Drug resistance in Mycobacterium tuberculosis is of serious concern due to the large number of associated deaths worldwide. This resistance is driven by a lack of new therapeutics and patient non-compliance, while re-emergence is driven by immigration. Large scale genomic studies have revealed resistant mutations however, their molecular consequences are poorly understood.
We have used in silico predictive tools to estimate the enthalpic effects of point mutations from a genome wide association study related to isoniazid, rifampicin and D-cycloserine resistance. 189 mutations were identified within catalase peroxidase (katG) conferring isoniazid resistance, 201 within RNA Polymerase-β (rpoB) conferring rifampicin resistance and 48 within alanine racemase (alr) conferring D-cycloserine resistance.
Resistance arose through measurable biophysical changes and were often associated with large steric and electrostatic changes, likely resulting in conformational changes. Only 18% of all mutations lead to the drug resistance phenotype through local effects at the active site, while the remaining 82% acted allosterically. By contrast, frequent mutations correlated with mild effects, thought to impose a lower fitness cost and barrier to resistance.

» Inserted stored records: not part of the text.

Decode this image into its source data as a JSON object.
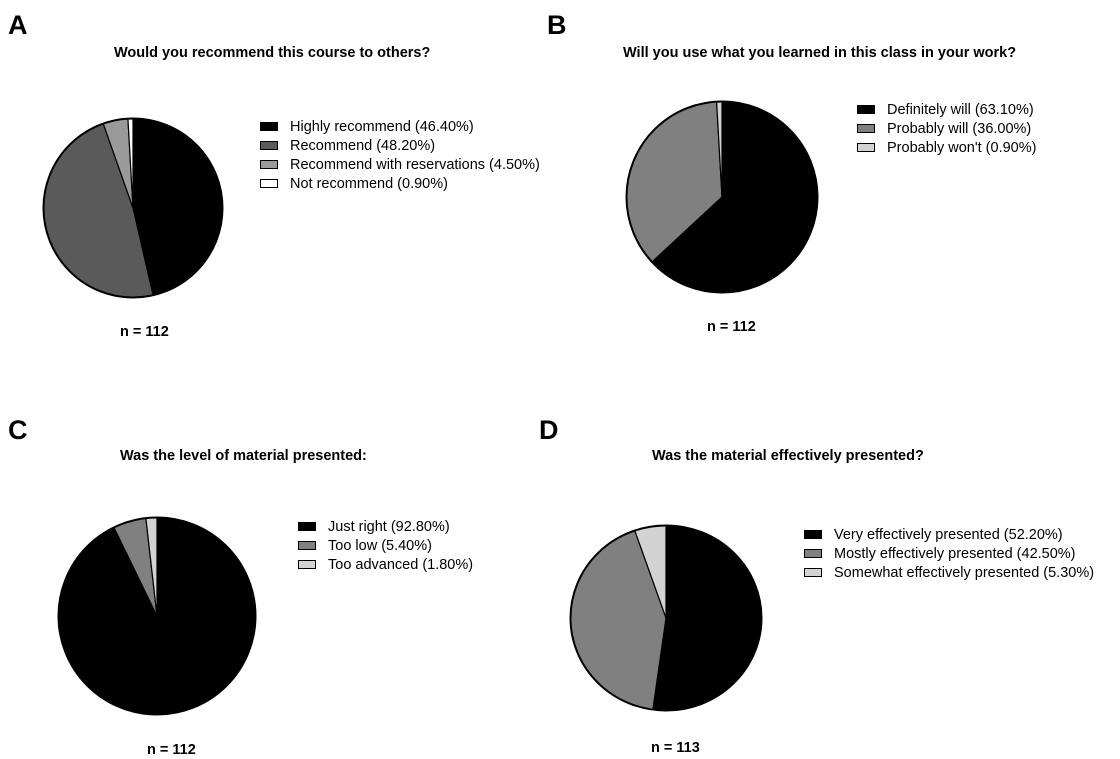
{
  "chart_data": [
    {
      "type": "pie",
      "panel_label": "A",
      "title": "Would you recommend this course to others?",
      "n_text": "n = 112",
      "slices": [
        {
          "label": "Highly recommend (46.40%)",
          "value": 46.4,
          "color": "#000000"
        },
        {
          "label": "Recommend (48.20%)",
          "value": 48.2,
          "color": "#5a5a5a"
        },
        {
          "label": "Recommend with reservations (4.50%)",
          "value": 4.5,
          "color": "#9a9a9a"
        },
        {
          "label": "Not recommend (0.90%)",
          "value": 0.9,
          "color": "#ffffff"
        }
      ]
    },
    {
      "type": "pie",
      "panel_label": "B",
      "title": "Will you use what you learned in this class in your work?",
      "n_text": "n = 112",
      "slices": [
        {
          "label": "Definitely will (63.10%)",
          "value": 63.1,
          "color": "#000000"
        },
        {
          "label": "Probably will (36.00%)",
          "value": 36.0,
          "color": "#808080"
        },
        {
          "label": "Probably won't (0.90%)",
          "value": 0.9,
          "color": "#d3d3d3"
        }
      ]
    },
    {
      "type": "pie",
      "panel_label": "C",
      "title": "Was the level of material presented:",
      "n_text": "n = 112",
      "slices": [
        {
          "label": "Just right (92.80%)",
          "value": 92.8,
          "color": "#000000"
        },
        {
          "label": "Too low (5.40%)",
          "value": 5.4,
          "color": "#808080"
        },
        {
          "label": "Too advanced (1.80%)",
          "value": 1.8,
          "color": "#d3d3d3"
        }
      ]
    },
    {
      "type": "pie",
      "panel_label": "D",
      "title": "Was the material effectively presented?",
      "n_text": "n = 113",
      "slices": [
        {
          "label": "Very effectively presented (52.20%)",
          "value": 52.2,
          "color": "#000000"
        },
        {
          "label": "Mostly effectively presented (42.50%)",
          "value": 42.5,
          "color": "#808080"
        },
        {
          "label": "Somewhat effectively presented (5.30%)",
          "value": 5.3,
          "color": "#d3d3d3"
        }
      ]
    }
  ]
}
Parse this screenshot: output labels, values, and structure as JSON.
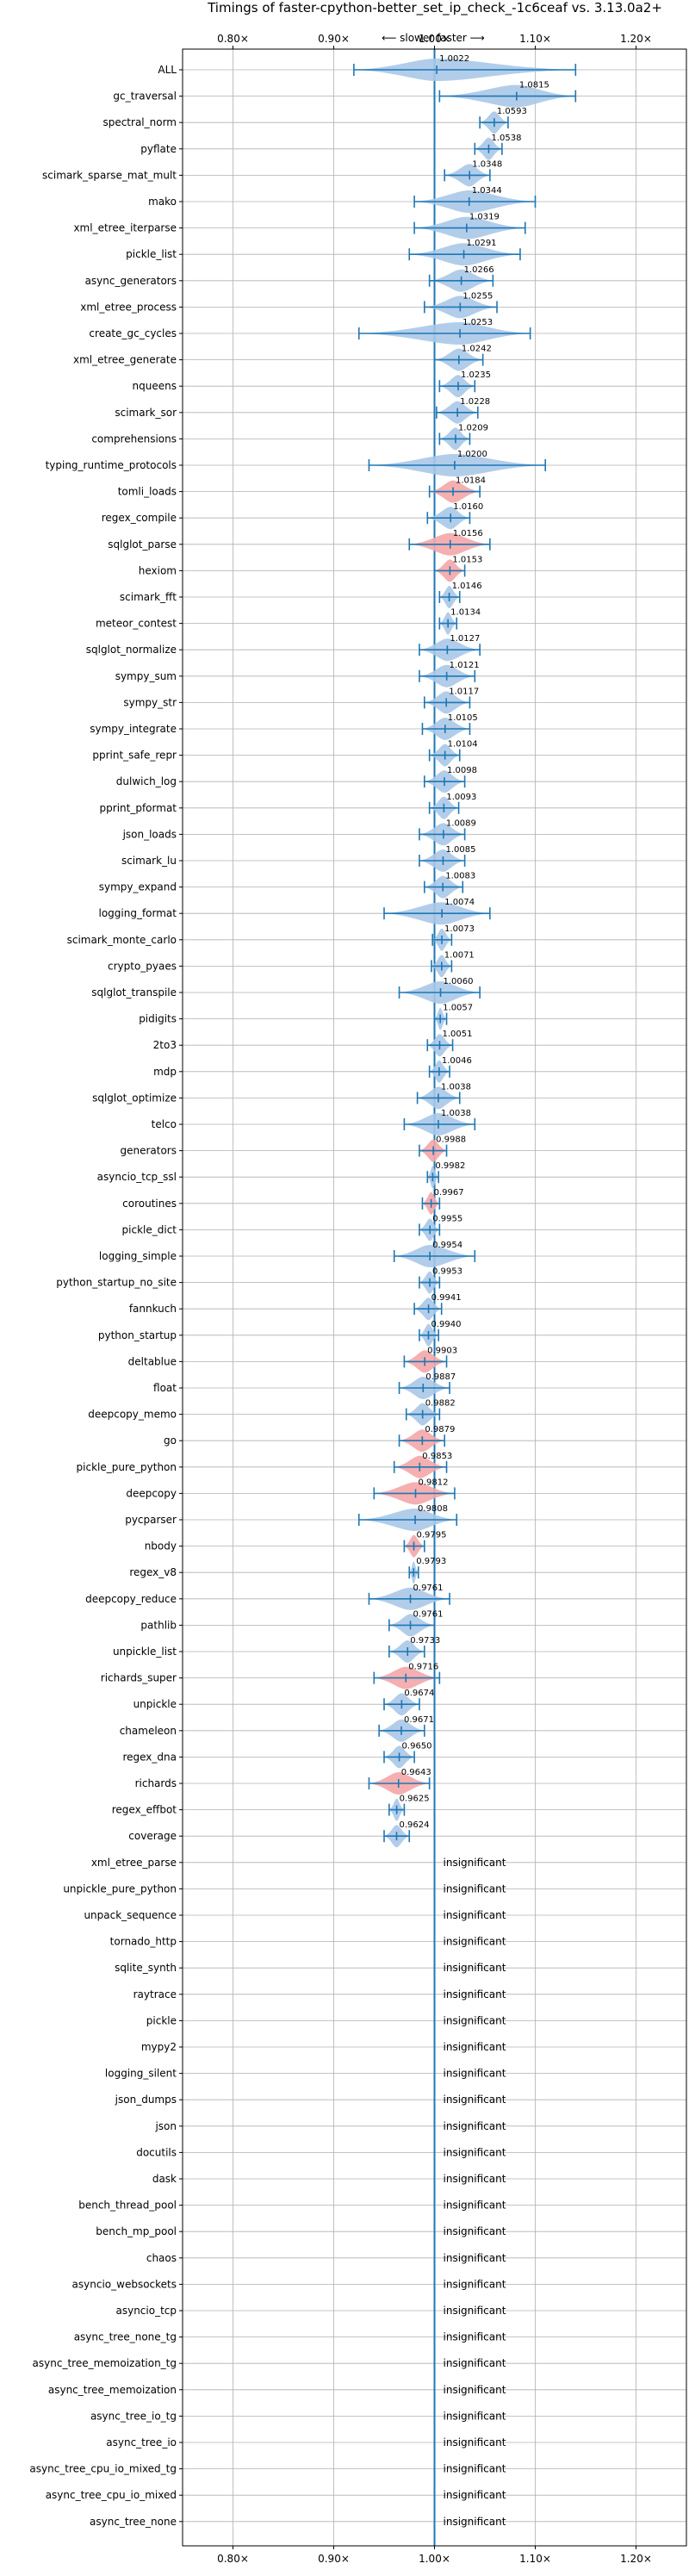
{
  "chart_data": {
    "type": "violin",
    "title": "Timings of faster-cpython-better_set_ip_check_-1c6ceaf vs. 3.13.0a2+",
    "axis_hint": "⟵ slower   faster ⟶",
    "x_ticks": [
      "0.80×",
      "0.90×",
      "1.00×",
      "1.10×",
      "1.20×"
    ],
    "x_tick_values": [
      0.8,
      0.9,
      1.0,
      1.1,
      1.2
    ],
    "xlim": [
      0.75,
      1.25
    ],
    "grid": true,
    "insignificant_label": "insignificant",
    "colors": {
      "faster": "#a8c8e8",
      "slower": "#f4a6a8",
      "line": "#1f77b4"
    },
    "benchmarks": [
      {
        "name": "ALL",
        "value": 1.0022,
        "label": "1.0022",
        "lo": 0.92,
        "hi": 1.14,
        "status": "faster"
      },
      {
        "name": "gc_traversal",
        "value": 1.0815,
        "label": "1.0815",
        "lo": 1.005,
        "hi": 1.14,
        "status": "faster"
      },
      {
        "name": "spectral_norm",
        "value": 1.0593,
        "label": "1.0593",
        "lo": 1.045,
        "hi": 1.073,
        "status": "faster"
      },
      {
        "name": "pyflate",
        "value": 1.0538,
        "label": "1.0538",
        "lo": 1.04,
        "hi": 1.067,
        "status": "faster"
      },
      {
        "name": "scimark_sparse_mat_mult",
        "value": 1.0348,
        "label": "1.0348",
        "lo": 1.01,
        "hi": 1.055,
        "status": "faster"
      },
      {
        "name": "mako",
        "value": 1.0344,
        "label": "1.0344",
        "lo": 0.98,
        "hi": 1.1,
        "status": "faster"
      },
      {
        "name": "xml_etree_iterparse",
        "value": 1.0319,
        "label": "1.0319",
        "lo": 0.98,
        "hi": 1.09,
        "status": "faster"
      },
      {
        "name": "pickle_list",
        "value": 1.0291,
        "label": "1.0291",
        "lo": 0.975,
        "hi": 1.085,
        "status": "faster"
      },
      {
        "name": "async_generators",
        "value": 1.0266,
        "label": "1.0266",
        "lo": 0.995,
        "hi": 1.058,
        "status": "faster"
      },
      {
        "name": "xml_etree_process",
        "value": 1.0255,
        "label": "1.0255",
        "lo": 0.99,
        "hi": 1.062,
        "status": "faster"
      },
      {
        "name": "create_gc_cycles",
        "value": 1.0253,
        "label": "1.0253",
        "lo": 0.925,
        "hi": 1.095,
        "status": "faster"
      },
      {
        "name": "xml_etree_generate",
        "value": 1.0242,
        "label": "1.0242",
        "lo": 1.0,
        "hi": 1.048,
        "status": "faster"
      },
      {
        "name": "nqueens",
        "value": 1.0235,
        "label": "1.0235",
        "lo": 1.005,
        "hi": 1.04,
        "status": "faster"
      },
      {
        "name": "scimark_sor",
        "value": 1.0228,
        "label": "1.0228",
        "lo": 1.002,
        "hi": 1.043,
        "status": "faster"
      },
      {
        "name": "comprehensions",
        "value": 1.0209,
        "label": "1.0209",
        "lo": 1.005,
        "hi": 1.035,
        "status": "faster"
      },
      {
        "name": "typing_runtime_protocols",
        "value": 1.02,
        "label": "1.0200",
        "lo": 0.935,
        "hi": 1.11,
        "status": "faster"
      },
      {
        "name": "tomli_loads",
        "value": 1.0184,
        "label": "1.0184",
        "lo": 0.995,
        "hi": 1.045,
        "status": "slower"
      },
      {
        "name": "regex_compile",
        "value": 1.016,
        "label": "1.0160",
        "lo": 0.993,
        "hi": 1.035,
        "status": "faster"
      },
      {
        "name": "sqlglot_parse",
        "value": 1.0156,
        "label": "1.0156",
        "lo": 0.975,
        "hi": 1.055,
        "status": "slower"
      },
      {
        "name": "hexiom",
        "value": 1.0153,
        "label": "1.0153",
        "lo": 1.0,
        "hi": 1.03,
        "status": "slower"
      },
      {
        "name": "scimark_fft",
        "value": 1.0146,
        "label": "1.0146",
        "lo": 1.005,
        "hi": 1.025,
        "status": "faster"
      },
      {
        "name": "meteor_contest",
        "value": 1.0134,
        "label": "1.0134",
        "lo": 1.005,
        "hi": 1.022,
        "status": "faster"
      },
      {
        "name": "sqlglot_normalize",
        "value": 1.0127,
        "label": "1.0127",
        "lo": 0.985,
        "hi": 1.045,
        "status": "faster"
      },
      {
        "name": "sympy_sum",
        "value": 1.0121,
        "label": "1.0121",
        "lo": 0.985,
        "hi": 1.04,
        "status": "faster"
      },
      {
        "name": "sympy_str",
        "value": 1.0117,
        "label": "1.0117",
        "lo": 0.99,
        "hi": 1.035,
        "status": "faster"
      },
      {
        "name": "sympy_integrate",
        "value": 1.0105,
        "label": "1.0105",
        "lo": 0.988,
        "hi": 1.035,
        "status": "faster"
      },
      {
        "name": "pprint_safe_repr",
        "value": 1.0104,
        "label": "1.0104",
        "lo": 0.995,
        "hi": 1.025,
        "status": "faster"
      },
      {
        "name": "dulwich_log",
        "value": 1.0098,
        "label": "1.0098",
        "lo": 0.99,
        "hi": 1.03,
        "status": "faster"
      },
      {
        "name": "pprint_pformat",
        "value": 1.0093,
        "label": "1.0093",
        "lo": 0.995,
        "hi": 1.024,
        "status": "faster"
      },
      {
        "name": "json_loads",
        "value": 1.0089,
        "label": "1.0089",
        "lo": 0.985,
        "hi": 1.03,
        "status": "faster"
      },
      {
        "name": "scimark_lu",
        "value": 1.0085,
        "label": "1.0085",
        "lo": 0.985,
        "hi": 1.03,
        "status": "faster"
      },
      {
        "name": "sympy_expand",
        "value": 1.0083,
        "label": "1.0083",
        "lo": 0.99,
        "hi": 1.028,
        "status": "faster"
      },
      {
        "name": "logging_format",
        "value": 1.0074,
        "label": "1.0074",
        "lo": 0.95,
        "hi": 1.055,
        "status": "faster"
      },
      {
        "name": "scimark_monte_carlo",
        "value": 1.0073,
        "label": "1.0073",
        "lo": 0.998,
        "hi": 1.017,
        "status": "faster"
      },
      {
        "name": "crypto_pyaes",
        "value": 1.0071,
        "label": "1.0071",
        "lo": 0.997,
        "hi": 1.017,
        "status": "faster"
      },
      {
        "name": "sqlglot_transpile",
        "value": 1.006,
        "label": "1.0060",
        "lo": 0.965,
        "hi": 1.045,
        "status": "faster"
      },
      {
        "name": "pidigits",
        "value": 1.0057,
        "label": "1.0057",
        "lo": 1.0,
        "hi": 1.012,
        "status": "faster"
      },
      {
        "name": "2to3",
        "value": 1.0051,
        "label": "1.0051",
        "lo": 0.993,
        "hi": 1.018,
        "status": "faster"
      },
      {
        "name": "mdp",
        "value": 1.0046,
        "label": "1.0046",
        "lo": 0.995,
        "hi": 1.015,
        "status": "faster"
      },
      {
        "name": "sqlglot_optimize",
        "value": 1.0038,
        "label": "1.0038",
        "lo": 0.983,
        "hi": 1.025,
        "status": "faster"
      },
      {
        "name": "telco",
        "value": 1.0038,
        "label": "1.0038",
        "lo": 0.97,
        "hi": 1.04,
        "status": "faster"
      },
      {
        "name": "generators",
        "value": 0.9988,
        "label": "0.9988",
        "lo": 0.985,
        "hi": 1.012,
        "status": "slower"
      },
      {
        "name": "asyncio_tcp_ssl",
        "value": 0.9982,
        "label": "0.9982",
        "lo": 0.993,
        "hi": 1.004,
        "status": "faster"
      },
      {
        "name": "coroutines",
        "value": 0.9967,
        "label": "0.9967",
        "lo": 0.988,
        "hi": 1.005,
        "status": "slower"
      },
      {
        "name": "pickle_dict",
        "value": 0.9955,
        "label": "0.9955",
        "lo": 0.985,
        "hi": 1.005,
        "status": "faster"
      },
      {
        "name": "logging_simple",
        "value": 0.9954,
        "label": "0.9954",
        "lo": 0.96,
        "hi": 1.04,
        "status": "faster"
      },
      {
        "name": "python_startup_no_site",
        "value": 0.9953,
        "label": "0.9953",
        "lo": 0.985,
        "hi": 1.005,
        "status": "faster"
      },
      {
        "name": "fannkuch",
        "value": 0.9941,
        "label": "0.9941",
        "lo": 0.98,
        "hi": 1.007,
        "status": "faster"
      },
      {
        "name": "python_startup",
        "value": 0.994,
        "label": "0.9940",
        "lo": 0.985,
        "hi": 1.004,
        "status": "faster"
      },
      {
        "name": "deltablue",
        "value": 0.9903,
        "label": "0.9903",
        "lo": 0.97,
        "hi": 1.012,
        "status": "slower"
      },
      {
        "name": "float",
        "value": 0.9887,
        "label": "0.9887",
        "lo": 0.965,
        "hi": 1.015,
        "status": "faster"
      },
      {
        "name": "deepcopy_memo",
        "value": 0.9882,
        "label": "0.9882",
        "lo": 0.972,
        "hi": 1.005,
        "status": "faster"
      },
      {
        "name": "go",
        "value": 0.9879,
        "label": "0.9879",
        "lo": 0.965,
        "hi": 1.01,
        "status": "slower"
      },
      {
        "name": "pickle_pure_python",
        "value": 0.9853,
        "label": "0.9853",
        "lo": 0.96,
        "hi": 1.012,
        "status": "slower"
      },
      {
        "name": "deepcopy",
        "value": 0.9812,
        "label": "0.9812",
        "lo": 0.94,
        "hi": 1.02,
        "status": "slower"
      },
      {
        "name": "pycparser",
        "value": 0.9808,
        "label": "0.9808",
        "lo": 0.925,
        "hi": 1.022,
        "status": "faster"
      },
      {
        "name": "nbody",
        "value": 0.9795,
        "label": "0.9795",
        "lo": 0.97,
        "hi": 0.99,
        "status": "slower"
      },
      {
        "name": "regex_v8",
        "value": 0.9793,
        "label": "0.9793",
        "lo": 0.975,
        "hi": 0.984,
        "status": "faster"
      },
      {
        "name": "deepcopy_reduce",
        "value": 0.9761,
        "label": "0.9761",
        "lo": 0.935,
        "hi": 1.015,
        "status": "faster"
      },
      {
        "name": "pathlib",
        "value": 0.9761,
        "label": "0.9761",
        "lo": 0.955,
        "hi": 1.0,
        "status": "faster"
      },
      {
        "name": "unpickle_list",
        "value": 0.9733,
        "label": "0.9733",
        "lo": 0.955,
        "hi": 0.99,
        "status": "faster"
      },
      {
        "name": "richards_super",
        "value": 0.9716,
        "label": "0.9716",
        "lo": 0.94,
        "hi": 1.005,
        "status": "slower"
      },
      {
        "name": "unpickle",
        "value": 0.9674,
        "label": "0.9674",
        "lo": 0.95,
        "hi": 0.985,
        "status": "faster"
      },
      {
        "name": "chameleon",
        "value": 0.9671,
        "label": "0.9671",
        "lo": 0.945,
        "hi": 0.99,
        "status": "faster"
      },
      {
        "name": "regex_dna",
        "value": 0.965,
        "label": "0.9650",
        "lo": 0.95,
        "hi": 0.98,
        "status": "faster"
      },
      {
        "name": "richards",
        "value": 0.9643,
        "label": "0.9643",
        "lo": 0.935,
        "hi": 0.995,
        "status": "slower"
      },
      {
        "name": "regex_effbot",
        "value": 0.9625,
        "label": "0.9625",
        "lo": 0.955,
        "hi": 0.97,
        "status": "faster"
      },
      {
        "name": "coverage",
        "value": 0.9624,
        "label": "0.9624",
        "lo": 0.95,
        "hi": 0.975,
        "status": "faster"
      },
      {
        "name": "xml_etree_parse",
        "status": "insignificant"
      },
      {
        "name": "unpickle_pure_python",
        "status": "insignificant"
      },
      {
        "name": "unpack_sequence",
        "status": "insignificant"
      },
      {
        "name": "tornado_http",
        "status": "insignificant"
      },
      {
        "name": "sqlite_synth",
        "status": "insignificant"
      },
      {
        "name": "raytrace",
        "status": "insignificant"
      },
      {
        "name": "pickle",
        "status": "insignificant"
      },
      {
        "name": "mypy2",
        "status": "insignificant"
      },
      {
        "name": "logging_silent",
        "status": "insignificant"
      },
      {
        "name": "json_dumps",
        "status": "insignificant"
      },
      {
        "name": "json",
        "status": "insignificant"
      },
      {
        "name": "docutils",
        "status": "insignificant"
      },
      {
        "name": "dask",
        "status": "insignificant"
      },
      {
        "name": "bench_thread_pool",
        "status": "insignificant"
      },
      {
        "name": "bench_mp_pool",
        "status": "insignificant"
      },
      {
        "name": "chaos",
        "status": "insignificant"
      },
      {
        "name": "asyncio_websockets",
        "status": "insignificant"
      },
      {
        "name": "asyncio_tcp",
        "status": "insignificant"
      },
      {
        "name": "async_tree_none_tg",
        "status": "insignificant"
      },
      {
        "name": "async_tree_memoization_tg",
        "status": "insignificant"
      },
      {
        "name": "async_tree_memoization",
        "status": "insignificant"
      },
      {
        "name": "async_tree_io_tg",
        "status": "insignificant"
      },
      {
        "name": "async_tree_io",
        "status": "insignificant"
      },
      {
        "name": "async_tree_cpu_io_mixed_tg",
        "status": "insignificant"
      },
      {
        "name": "async_tree_cpu_io_mixed",
        "status": "insignificant"
      },
      {
        "name": "async_tree_none",
        "status": "insignificant"
      }
    ]
  }
}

Together with the Victorian TB Reference Centre, we are building upon this to implement a novel screening strategy to guide patient treatment. Genetic testing for rifampicin resistance has proven unreliable for many local cases, which is compounded by the presence of many uncharacterized rpoB mutations in Victorian patients. Structural and biophysical changes can be used to accurately distinguish whether these uncharacterized variants are likely to be resistant or sensitive to rifampicin or rifabutin.
Analysis of these molecular consequences enables us to statistically identify patterns within mutational effects, to aid the development of new drugs less prone to resistance and, through their integration into predictive tools, in pathogen surveillance.